Plenel What explains: "Why, in the democratic transition in the Arab world can not be a place for political families who claim the dominant religion, as was the case, and remains, the Christian Democrats in Europe? ". He continues teaching:" In the early 1980's. Was there that want the repression of Solidarity in Poland because large Catholic ceremonies were held under its aegis in the shipyards of Gdansk? Should we wish to maintain the Soviet domination of Eastern Europe because its collapse threatened to release conservative and reactionary forces and religious, as was the case? "Is Turkey the model could follow the Arab revolution? Speaking to Le Monde (8 February 2001), Ghassan Salame, a political scientist and former Lebanese Minister of Culture, believes the time when contemporary Turkey began to attract attention in the Arab world was when, in January 2009, in full Israeli military offensive against Gaza , prime minister Erdogan gave a roundtable at Davos angry about the justifications for violence that was taking Shimon Peres.
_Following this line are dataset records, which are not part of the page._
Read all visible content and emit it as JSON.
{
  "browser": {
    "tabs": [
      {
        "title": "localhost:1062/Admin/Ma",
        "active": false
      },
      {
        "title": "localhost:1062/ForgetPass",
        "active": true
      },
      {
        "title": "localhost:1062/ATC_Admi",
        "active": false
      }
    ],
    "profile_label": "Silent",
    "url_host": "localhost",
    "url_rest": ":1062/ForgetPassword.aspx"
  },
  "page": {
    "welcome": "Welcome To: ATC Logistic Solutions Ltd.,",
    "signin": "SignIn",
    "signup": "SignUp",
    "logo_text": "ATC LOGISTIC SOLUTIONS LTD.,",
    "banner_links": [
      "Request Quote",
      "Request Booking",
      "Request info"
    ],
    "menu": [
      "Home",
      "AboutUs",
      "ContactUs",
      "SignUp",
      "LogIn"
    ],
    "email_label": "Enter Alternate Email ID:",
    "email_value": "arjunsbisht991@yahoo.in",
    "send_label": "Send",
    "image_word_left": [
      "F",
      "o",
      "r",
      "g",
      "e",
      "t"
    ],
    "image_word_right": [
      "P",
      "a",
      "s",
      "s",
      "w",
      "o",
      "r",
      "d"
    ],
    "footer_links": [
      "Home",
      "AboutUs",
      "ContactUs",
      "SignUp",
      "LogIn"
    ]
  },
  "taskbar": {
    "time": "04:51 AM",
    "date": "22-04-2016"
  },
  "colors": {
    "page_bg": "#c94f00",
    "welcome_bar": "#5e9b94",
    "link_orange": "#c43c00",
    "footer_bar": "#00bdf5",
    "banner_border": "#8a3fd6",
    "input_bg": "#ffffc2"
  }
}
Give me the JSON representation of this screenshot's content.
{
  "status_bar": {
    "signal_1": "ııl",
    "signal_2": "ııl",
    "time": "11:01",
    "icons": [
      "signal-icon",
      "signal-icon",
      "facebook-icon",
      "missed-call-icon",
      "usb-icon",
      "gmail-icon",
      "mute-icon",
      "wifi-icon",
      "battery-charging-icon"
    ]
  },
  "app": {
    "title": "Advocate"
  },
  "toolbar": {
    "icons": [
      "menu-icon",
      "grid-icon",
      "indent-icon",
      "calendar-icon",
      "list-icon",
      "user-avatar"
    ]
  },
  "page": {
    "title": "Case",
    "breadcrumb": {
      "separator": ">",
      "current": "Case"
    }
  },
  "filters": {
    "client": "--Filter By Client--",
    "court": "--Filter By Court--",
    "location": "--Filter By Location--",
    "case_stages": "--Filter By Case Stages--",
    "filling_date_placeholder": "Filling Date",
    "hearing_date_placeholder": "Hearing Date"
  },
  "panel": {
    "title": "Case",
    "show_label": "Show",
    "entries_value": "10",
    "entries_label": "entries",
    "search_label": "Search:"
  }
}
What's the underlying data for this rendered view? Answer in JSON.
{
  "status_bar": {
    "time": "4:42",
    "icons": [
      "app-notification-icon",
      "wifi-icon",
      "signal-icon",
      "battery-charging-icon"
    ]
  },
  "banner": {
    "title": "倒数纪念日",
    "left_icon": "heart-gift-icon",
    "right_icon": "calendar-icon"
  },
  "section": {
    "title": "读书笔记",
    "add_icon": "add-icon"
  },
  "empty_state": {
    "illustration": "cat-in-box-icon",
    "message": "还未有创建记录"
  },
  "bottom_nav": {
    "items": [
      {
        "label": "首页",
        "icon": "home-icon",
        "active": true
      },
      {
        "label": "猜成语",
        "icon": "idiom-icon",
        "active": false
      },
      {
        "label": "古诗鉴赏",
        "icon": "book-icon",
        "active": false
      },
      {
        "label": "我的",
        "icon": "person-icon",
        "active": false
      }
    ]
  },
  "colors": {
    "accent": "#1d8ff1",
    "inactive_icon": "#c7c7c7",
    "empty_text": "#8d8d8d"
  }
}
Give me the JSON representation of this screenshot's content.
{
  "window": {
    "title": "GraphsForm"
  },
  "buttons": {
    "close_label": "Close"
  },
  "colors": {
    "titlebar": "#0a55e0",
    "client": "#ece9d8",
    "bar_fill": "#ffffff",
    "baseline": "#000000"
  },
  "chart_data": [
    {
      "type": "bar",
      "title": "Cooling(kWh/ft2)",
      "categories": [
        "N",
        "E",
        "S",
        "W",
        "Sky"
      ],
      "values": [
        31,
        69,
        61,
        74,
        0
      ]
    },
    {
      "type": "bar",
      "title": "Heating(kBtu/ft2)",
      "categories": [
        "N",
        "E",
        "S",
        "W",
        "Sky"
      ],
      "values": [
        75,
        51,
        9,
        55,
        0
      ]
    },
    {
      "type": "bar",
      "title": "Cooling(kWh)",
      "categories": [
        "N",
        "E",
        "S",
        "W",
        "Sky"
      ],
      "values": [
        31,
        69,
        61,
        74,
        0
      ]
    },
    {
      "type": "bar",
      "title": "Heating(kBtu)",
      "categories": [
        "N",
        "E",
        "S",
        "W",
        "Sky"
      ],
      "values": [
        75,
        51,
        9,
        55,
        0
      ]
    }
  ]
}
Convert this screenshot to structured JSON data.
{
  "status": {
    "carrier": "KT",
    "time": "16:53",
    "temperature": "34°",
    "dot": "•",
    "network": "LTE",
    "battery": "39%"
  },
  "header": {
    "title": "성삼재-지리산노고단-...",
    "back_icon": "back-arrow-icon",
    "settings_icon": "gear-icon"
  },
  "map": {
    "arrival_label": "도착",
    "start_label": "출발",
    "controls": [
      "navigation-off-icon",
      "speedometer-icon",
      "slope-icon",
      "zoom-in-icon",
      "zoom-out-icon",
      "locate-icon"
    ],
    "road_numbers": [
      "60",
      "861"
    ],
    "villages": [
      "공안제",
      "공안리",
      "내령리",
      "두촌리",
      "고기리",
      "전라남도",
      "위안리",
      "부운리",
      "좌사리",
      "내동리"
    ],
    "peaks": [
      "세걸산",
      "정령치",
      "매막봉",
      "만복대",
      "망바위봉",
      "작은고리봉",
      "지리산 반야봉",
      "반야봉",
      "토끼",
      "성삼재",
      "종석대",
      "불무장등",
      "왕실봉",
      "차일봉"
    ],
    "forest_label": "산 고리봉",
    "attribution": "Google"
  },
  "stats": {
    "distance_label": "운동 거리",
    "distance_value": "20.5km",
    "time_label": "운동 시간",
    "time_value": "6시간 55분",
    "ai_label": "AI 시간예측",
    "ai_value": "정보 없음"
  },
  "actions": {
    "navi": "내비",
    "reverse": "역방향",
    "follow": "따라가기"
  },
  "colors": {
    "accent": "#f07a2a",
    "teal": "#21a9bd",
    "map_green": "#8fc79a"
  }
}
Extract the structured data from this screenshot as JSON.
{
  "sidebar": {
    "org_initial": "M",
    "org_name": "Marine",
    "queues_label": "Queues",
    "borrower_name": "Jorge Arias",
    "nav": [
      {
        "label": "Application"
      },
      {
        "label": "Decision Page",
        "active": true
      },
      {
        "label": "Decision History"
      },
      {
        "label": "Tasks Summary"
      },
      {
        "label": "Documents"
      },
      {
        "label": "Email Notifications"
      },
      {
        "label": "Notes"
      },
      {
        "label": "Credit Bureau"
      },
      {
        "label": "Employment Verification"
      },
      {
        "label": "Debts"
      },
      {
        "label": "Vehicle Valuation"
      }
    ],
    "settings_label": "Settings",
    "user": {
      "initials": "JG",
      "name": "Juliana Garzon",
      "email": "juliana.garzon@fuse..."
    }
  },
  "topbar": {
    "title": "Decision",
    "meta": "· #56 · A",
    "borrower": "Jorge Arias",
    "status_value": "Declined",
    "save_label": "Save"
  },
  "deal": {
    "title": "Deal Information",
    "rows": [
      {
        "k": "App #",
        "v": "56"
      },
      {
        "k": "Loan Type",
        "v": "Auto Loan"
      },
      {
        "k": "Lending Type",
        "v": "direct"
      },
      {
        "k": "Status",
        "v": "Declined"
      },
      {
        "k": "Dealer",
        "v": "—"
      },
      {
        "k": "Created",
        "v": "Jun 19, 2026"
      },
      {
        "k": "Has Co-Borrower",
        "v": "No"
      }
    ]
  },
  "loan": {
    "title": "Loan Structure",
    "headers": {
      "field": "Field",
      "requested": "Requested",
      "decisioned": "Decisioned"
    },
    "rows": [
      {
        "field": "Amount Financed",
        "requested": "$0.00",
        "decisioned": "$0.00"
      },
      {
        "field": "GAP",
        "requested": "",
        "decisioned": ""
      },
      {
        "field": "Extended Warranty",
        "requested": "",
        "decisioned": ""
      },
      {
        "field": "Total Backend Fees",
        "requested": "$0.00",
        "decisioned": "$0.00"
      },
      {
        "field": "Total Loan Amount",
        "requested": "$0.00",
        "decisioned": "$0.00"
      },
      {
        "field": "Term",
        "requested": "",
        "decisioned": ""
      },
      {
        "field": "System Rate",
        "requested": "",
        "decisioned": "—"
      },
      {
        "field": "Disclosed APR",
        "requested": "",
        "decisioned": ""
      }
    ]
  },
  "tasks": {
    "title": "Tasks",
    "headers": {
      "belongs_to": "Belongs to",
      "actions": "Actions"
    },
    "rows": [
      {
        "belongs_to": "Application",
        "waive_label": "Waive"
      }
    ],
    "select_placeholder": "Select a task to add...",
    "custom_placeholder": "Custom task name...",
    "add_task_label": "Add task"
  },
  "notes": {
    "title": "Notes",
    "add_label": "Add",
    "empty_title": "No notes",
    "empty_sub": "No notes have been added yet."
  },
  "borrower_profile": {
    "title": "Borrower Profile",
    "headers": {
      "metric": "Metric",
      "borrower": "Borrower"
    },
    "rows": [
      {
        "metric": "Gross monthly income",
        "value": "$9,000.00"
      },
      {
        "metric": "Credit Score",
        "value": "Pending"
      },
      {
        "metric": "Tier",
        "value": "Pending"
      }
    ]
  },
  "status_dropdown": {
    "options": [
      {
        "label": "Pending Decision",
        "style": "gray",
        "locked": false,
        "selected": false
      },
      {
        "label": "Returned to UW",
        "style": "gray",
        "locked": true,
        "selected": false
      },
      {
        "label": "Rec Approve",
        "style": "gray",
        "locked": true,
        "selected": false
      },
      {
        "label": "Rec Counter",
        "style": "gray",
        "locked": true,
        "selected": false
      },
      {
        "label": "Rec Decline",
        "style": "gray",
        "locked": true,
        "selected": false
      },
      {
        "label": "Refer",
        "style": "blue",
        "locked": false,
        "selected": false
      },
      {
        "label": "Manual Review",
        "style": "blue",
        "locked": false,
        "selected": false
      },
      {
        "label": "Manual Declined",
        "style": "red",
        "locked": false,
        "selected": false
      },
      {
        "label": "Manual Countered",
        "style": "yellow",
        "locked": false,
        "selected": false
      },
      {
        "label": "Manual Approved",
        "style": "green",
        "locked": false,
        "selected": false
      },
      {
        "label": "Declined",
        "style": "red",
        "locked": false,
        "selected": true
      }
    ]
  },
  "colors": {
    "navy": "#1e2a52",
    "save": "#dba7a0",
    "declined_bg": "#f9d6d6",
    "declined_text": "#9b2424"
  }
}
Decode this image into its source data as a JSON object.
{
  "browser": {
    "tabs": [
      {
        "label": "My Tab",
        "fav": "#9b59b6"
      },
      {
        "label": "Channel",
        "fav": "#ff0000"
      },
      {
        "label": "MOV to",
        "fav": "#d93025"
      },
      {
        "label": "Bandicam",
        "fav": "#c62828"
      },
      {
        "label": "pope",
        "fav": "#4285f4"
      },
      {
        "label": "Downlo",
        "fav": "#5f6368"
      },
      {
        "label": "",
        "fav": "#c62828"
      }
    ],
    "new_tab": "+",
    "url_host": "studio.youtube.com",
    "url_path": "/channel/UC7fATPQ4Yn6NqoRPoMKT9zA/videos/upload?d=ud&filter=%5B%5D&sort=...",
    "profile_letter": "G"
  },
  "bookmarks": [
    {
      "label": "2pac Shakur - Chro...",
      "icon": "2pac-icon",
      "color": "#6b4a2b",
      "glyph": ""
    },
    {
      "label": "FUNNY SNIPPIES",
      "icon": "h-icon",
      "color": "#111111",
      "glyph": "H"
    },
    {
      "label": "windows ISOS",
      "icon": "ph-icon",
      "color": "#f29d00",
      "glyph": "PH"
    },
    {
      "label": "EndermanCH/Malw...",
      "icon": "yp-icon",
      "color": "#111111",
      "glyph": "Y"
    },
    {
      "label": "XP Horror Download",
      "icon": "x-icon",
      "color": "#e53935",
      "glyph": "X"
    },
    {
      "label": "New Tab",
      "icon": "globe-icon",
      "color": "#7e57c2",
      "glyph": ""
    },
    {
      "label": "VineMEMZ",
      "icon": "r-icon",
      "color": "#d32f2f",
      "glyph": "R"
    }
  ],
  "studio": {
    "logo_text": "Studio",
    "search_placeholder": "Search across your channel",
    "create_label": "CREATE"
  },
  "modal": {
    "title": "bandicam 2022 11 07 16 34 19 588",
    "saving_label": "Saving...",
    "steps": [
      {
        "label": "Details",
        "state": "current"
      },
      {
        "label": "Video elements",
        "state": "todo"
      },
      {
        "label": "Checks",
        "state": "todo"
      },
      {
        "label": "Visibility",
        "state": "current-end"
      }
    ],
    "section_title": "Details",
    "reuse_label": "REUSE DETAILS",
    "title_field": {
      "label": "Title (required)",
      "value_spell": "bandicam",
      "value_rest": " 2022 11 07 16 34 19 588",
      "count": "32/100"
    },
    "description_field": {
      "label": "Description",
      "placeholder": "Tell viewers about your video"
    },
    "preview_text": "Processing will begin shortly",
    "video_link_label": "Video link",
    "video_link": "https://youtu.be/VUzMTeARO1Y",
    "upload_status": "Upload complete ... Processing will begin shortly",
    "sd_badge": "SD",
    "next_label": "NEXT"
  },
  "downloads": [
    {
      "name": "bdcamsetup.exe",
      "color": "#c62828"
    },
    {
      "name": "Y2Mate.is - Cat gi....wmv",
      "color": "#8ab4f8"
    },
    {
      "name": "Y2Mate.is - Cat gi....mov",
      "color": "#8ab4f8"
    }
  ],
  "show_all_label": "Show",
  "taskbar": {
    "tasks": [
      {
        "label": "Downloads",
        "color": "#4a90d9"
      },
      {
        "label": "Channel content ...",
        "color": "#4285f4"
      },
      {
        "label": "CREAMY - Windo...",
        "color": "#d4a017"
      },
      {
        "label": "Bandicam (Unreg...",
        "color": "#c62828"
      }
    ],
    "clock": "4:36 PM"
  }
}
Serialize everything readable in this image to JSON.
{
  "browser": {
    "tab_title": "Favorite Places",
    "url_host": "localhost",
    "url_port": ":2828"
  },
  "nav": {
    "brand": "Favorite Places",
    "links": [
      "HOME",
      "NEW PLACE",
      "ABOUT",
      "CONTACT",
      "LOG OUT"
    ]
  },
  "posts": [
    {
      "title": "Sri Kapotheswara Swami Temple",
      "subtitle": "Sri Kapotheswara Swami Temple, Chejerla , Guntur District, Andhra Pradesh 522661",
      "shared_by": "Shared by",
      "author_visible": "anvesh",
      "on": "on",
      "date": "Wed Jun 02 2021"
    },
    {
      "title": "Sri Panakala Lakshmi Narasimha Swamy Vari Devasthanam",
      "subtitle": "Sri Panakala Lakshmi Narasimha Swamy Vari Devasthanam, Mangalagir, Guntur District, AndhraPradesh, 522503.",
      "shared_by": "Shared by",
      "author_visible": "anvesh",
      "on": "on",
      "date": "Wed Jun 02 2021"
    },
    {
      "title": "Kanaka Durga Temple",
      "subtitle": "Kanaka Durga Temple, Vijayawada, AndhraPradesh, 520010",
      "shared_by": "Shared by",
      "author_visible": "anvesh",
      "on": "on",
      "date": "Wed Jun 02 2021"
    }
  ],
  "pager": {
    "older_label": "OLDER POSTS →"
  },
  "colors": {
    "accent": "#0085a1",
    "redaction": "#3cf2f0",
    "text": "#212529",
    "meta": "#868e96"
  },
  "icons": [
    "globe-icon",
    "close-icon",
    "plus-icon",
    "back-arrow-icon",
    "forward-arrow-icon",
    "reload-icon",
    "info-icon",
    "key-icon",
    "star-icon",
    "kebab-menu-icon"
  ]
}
"The highway to the heart of the Arabs is an empathetic attitude, solidarity with the Palestinians," he says. Thereafter The Arabs became interested in the Turkish model: its democracy, economic growth, the lesser role of the Army. "In this way," said Salama, "Turkey has become the dominant model.

Iran is no longer the only model. And the Turkish model, 'he concludes, "is the equivalent of Christian Democracy." Mubarak "or chaos? This is the highest card that is playing the Egyptian Arafat and Israel already have bought, some Western politicians and some of the people Egyptian. In his column called Tahrir A republic, Roger writes in the Tribune Co Feb.

7: "To accept the argument Mubarak or chaos is a lack of respect for the citizenship of Tahrir Square. It is a sign of Western failure before the explosion Arab thirst for dignity and representative government. " Co remembered as protesters demanding the departure of Mubarak formed a human chain around the Egyptian Museum to protect it.

In the same edition of the Tribune, David Kirkpatrick reported: "In the Christian day of prayer (on Sunday) the Copts celebrated a Mass in the Square (Tahrir), while Muslims, returning a favor, protecting them. On Friday, the Copts were guard for Muslim prayers. " What if the chaos outside Mubarak?